Ibuku Seorang Kuli Cuci

Pernah, suatu petang ummi pulang dengan tangan berdarah, “Tergilas batu, aih. Sewaktu keasyikan menggilas baju”, terang ummi sambil tersenyum. Aku tersentak diam. Tanpa banyak kata, kuambilkan betadine untuk membersihkan lukanya. Sempat terusik batin dengan pertanyaan: “Tuhan, adakah ia letih?”

Ibuku bernama Upit Supiati. Sejak kecil aku biasa menyapanya dengan sebutan ummi. Tak banyak kata yang bisa menggambarkan betapa hebat sosoknya di mataku. Begitu banyak cinta, kasih, sayang, juga ilmu kehidupan yang beliau berikan dan ajarkan kepadaku. Dalam suatu kesempatan ummi pernah berkata, “Aih, dengarkan ini baik-baik. Kasih sayang Tuhan terkadang datang menemui kita dengan topeng berbentuk rasa sakit, kesedihan, kecewa juga luka. Jangan takut! Tersenyumlah! Temui ia dengan dada yang lapang, kebesaran hati, kesabaran dan selaksa rasa syukur. Maka, lihatlah ! Perlahan ia akan memelukmu dengan bentuk aslinya.” Entah, dari mana ummi mendapatkan kata sehebat itu, yang pasti kalimat itu selalu terngiang dalam hati, menguatkanku ketika hidup menawarkan getir tanpa henti.

Suatu malam, aku terjaga. Aku menyaksikan ummi khusyuk bersimpuh di atas sajadah usangnya. Sayup-sayup kudengar satu-satu nama kami disebut. Bulir bening perlahan jatuh seiring senandung doa yang ummi lafalkan. Ummi menangis menghamba, mengharapkan Tuhan menjaga dan membimbing kami hingga menjadi orang yang senantiasa membuat ummi tersenyum bangga karena pernah melahirkan kami.


Selepas kumandang subuh, ummi membangunkan kami.
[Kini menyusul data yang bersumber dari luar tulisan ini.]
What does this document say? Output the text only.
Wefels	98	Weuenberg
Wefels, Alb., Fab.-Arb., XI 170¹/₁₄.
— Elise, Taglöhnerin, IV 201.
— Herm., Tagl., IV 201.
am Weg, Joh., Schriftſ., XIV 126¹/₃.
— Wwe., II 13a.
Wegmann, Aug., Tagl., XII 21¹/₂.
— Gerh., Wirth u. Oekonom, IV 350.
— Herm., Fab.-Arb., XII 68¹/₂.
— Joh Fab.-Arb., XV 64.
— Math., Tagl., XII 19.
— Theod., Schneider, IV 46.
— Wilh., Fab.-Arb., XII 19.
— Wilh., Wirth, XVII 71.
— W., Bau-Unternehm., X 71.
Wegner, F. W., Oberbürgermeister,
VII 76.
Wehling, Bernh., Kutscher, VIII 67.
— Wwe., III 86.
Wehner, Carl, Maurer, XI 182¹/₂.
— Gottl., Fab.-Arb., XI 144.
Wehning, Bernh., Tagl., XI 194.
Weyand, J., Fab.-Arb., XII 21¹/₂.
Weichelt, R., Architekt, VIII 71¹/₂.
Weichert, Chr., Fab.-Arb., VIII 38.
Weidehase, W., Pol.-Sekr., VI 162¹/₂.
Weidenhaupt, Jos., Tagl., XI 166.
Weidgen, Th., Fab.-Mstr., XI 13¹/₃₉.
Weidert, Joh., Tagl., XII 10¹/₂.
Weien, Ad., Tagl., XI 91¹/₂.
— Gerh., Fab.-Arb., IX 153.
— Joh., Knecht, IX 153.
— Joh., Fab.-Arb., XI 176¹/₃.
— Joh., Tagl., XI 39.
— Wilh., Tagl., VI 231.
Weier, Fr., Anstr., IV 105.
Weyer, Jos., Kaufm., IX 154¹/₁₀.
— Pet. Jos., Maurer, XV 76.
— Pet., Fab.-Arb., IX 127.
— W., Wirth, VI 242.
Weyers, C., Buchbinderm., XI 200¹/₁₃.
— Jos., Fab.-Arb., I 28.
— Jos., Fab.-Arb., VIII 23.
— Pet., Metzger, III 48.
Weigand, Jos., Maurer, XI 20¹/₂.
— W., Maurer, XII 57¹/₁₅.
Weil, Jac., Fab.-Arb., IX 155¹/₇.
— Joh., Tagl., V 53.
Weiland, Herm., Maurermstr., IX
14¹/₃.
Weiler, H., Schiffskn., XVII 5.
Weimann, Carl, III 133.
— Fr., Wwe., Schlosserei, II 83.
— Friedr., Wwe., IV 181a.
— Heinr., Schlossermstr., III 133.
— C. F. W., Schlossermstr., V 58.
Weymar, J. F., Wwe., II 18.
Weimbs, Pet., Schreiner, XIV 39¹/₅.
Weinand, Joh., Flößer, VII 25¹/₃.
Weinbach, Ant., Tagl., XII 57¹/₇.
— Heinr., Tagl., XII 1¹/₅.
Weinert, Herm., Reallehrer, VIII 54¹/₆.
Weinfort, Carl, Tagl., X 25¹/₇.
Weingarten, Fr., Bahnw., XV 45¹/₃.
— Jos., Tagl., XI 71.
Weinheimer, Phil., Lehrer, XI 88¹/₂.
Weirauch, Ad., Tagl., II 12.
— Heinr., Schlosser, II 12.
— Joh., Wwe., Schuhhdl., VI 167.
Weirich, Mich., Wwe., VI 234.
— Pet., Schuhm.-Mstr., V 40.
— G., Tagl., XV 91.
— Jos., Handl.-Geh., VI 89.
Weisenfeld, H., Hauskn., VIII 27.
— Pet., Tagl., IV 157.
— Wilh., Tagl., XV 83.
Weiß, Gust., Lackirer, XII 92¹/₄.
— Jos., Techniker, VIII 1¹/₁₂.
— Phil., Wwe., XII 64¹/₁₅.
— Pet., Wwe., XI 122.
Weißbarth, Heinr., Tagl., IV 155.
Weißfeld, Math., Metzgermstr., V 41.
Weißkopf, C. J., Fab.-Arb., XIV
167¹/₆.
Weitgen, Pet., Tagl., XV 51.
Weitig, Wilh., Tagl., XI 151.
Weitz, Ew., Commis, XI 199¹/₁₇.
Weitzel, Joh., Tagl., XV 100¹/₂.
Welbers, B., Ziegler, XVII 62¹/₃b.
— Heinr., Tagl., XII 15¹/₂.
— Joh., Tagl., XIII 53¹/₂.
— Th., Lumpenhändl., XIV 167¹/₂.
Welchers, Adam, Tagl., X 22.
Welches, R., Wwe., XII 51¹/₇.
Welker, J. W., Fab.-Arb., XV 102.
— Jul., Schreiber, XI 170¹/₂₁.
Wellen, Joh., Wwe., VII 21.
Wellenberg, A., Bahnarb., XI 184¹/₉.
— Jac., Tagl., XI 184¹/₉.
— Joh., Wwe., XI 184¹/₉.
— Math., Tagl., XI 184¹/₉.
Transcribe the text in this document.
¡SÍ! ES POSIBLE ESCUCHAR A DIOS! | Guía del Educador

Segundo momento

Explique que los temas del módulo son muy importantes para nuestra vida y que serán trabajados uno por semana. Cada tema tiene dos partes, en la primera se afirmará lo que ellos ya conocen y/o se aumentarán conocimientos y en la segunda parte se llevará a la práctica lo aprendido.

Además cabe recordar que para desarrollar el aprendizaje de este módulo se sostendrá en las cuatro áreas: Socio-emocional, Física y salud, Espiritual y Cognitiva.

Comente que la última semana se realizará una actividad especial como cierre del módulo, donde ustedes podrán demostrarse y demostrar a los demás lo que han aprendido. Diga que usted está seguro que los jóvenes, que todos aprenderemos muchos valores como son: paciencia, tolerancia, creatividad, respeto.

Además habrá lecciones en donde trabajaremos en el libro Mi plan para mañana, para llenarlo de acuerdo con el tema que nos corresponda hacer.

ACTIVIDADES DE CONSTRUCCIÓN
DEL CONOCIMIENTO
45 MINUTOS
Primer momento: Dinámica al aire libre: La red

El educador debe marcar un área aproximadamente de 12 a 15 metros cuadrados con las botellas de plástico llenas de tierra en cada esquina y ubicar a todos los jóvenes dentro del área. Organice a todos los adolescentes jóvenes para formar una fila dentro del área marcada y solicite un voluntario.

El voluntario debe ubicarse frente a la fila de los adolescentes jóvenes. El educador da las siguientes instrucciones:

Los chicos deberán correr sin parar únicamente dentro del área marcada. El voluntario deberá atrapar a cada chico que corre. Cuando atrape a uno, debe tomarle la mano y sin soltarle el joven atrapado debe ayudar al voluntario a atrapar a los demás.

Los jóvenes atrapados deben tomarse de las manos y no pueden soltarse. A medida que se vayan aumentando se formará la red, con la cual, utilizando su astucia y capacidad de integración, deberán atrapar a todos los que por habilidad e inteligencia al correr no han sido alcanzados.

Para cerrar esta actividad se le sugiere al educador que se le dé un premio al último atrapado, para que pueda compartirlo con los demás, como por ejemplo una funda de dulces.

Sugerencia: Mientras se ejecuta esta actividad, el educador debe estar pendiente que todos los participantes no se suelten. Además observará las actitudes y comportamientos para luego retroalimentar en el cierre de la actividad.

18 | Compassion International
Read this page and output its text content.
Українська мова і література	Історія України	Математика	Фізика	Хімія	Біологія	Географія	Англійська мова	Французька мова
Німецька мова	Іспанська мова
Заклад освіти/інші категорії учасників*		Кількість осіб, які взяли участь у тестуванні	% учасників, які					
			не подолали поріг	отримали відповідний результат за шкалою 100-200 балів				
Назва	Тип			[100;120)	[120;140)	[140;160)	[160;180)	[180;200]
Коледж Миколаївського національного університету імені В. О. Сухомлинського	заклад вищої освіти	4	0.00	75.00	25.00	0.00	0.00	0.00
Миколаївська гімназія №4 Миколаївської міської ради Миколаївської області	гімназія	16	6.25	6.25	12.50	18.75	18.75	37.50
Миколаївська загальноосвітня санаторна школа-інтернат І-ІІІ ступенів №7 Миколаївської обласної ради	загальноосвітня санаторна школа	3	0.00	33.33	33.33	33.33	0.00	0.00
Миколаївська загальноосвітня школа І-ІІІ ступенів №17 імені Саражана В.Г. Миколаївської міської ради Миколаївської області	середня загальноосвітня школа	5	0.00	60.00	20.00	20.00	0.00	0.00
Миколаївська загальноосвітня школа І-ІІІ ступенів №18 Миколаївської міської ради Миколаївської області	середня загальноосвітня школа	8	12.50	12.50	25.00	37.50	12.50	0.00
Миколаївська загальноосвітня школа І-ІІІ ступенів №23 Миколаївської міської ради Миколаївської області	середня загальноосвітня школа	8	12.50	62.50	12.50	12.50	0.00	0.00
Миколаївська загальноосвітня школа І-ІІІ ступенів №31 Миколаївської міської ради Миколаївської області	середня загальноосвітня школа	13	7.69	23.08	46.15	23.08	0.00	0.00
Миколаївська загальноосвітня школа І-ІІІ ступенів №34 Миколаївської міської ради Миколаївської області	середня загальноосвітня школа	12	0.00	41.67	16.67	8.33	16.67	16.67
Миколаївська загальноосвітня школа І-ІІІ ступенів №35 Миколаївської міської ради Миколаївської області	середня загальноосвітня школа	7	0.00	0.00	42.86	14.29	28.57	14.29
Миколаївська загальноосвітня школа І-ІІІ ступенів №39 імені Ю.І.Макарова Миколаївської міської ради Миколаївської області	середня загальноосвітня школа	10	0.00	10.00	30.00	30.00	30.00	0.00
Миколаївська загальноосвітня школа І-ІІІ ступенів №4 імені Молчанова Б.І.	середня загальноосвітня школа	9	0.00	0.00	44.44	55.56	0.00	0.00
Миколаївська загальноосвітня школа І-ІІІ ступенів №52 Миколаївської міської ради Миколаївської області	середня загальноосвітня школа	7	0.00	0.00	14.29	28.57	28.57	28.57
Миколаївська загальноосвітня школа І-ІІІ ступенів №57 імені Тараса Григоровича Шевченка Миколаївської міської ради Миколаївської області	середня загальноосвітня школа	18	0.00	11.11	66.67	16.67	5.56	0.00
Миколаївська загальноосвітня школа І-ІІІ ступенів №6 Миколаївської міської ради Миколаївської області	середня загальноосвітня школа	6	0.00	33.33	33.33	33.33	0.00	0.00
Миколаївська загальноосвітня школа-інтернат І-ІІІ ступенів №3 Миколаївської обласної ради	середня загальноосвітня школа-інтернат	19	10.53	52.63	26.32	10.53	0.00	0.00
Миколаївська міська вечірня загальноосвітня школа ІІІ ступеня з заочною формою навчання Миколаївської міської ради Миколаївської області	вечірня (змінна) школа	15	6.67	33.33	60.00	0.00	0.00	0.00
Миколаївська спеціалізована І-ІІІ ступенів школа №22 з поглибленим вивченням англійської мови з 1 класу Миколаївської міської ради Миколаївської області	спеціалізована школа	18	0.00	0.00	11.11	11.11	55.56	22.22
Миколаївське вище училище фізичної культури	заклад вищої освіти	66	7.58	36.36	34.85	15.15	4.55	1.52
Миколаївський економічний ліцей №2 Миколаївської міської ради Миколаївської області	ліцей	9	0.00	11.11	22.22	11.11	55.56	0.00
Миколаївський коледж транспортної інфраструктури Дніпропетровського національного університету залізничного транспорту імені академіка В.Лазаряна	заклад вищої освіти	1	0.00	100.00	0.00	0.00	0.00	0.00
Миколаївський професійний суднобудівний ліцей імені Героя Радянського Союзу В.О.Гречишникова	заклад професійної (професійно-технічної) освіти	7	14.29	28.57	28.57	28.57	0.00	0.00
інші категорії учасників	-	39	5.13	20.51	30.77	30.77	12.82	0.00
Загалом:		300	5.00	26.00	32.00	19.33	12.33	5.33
Sementara kami shalat, ummi menyiapkan peralatan khususnya, sikat dan sabun colek. Melanjutkan sisa cucian yang sehari sebelumnya tak sempat terselesaikan.
Ummiku adalah seorang kuli cuci. Menawarkan jasanya kepada para santri yang mondok di daerah sekitar tempat tinggalku. Tak pernah kudengar ia mengeluh meski teramat penuh badannya dengan peluh. Keseharian ummi selalu terlibat dengan pakaian, pagi mencuci, siang menjemur, dan malam adalah waktunya untuk menggosok pakaian. Satu pertanyaanku kala itu, “Tuhan, kapankah ia terlelap?”

Ada satu kesempatan lain yang membuatku tak mungkin melupakan kejadian itu. Suatu ketika yang membuatmu ummi marah. Kala itu aku memaksa ummi untuk meminjam uang kepada tetangga agar aku bisa membeli sepeda. “Mi, ayo dong pinjemin ke bu haji, kurang dua ratus ribu lagi nih. Kalo ada sepeda kan aih kuliah gak usah ngongkos lagi.”, ucapku. Dengan sebal ummi kemudian memotong pembicaraanku, “Dengerin ya ih, biarlah kita tak mampu beli sepeda. Biarlah pula aih harus ke kampus jalan kaki, asal keluarga kita tak punya hutang. Emang, aih bisa jamin bahwa ketika sepeda sudah mampu terbeli, umur ummi masih ada? Hutang itu berat, ih. Ia yang akan mengganjal kita untuk naik ke atas langit. Emang aih tega ngebayangin ummi terombang-ambing diantara langit dan bumi? Sudahlah, sabar sedikit, Insya Allah kita akan dapat rezeki untuk beli sepeda.” Seketika aku diam, tersedak. Tak mampu melanjutkan percakapan.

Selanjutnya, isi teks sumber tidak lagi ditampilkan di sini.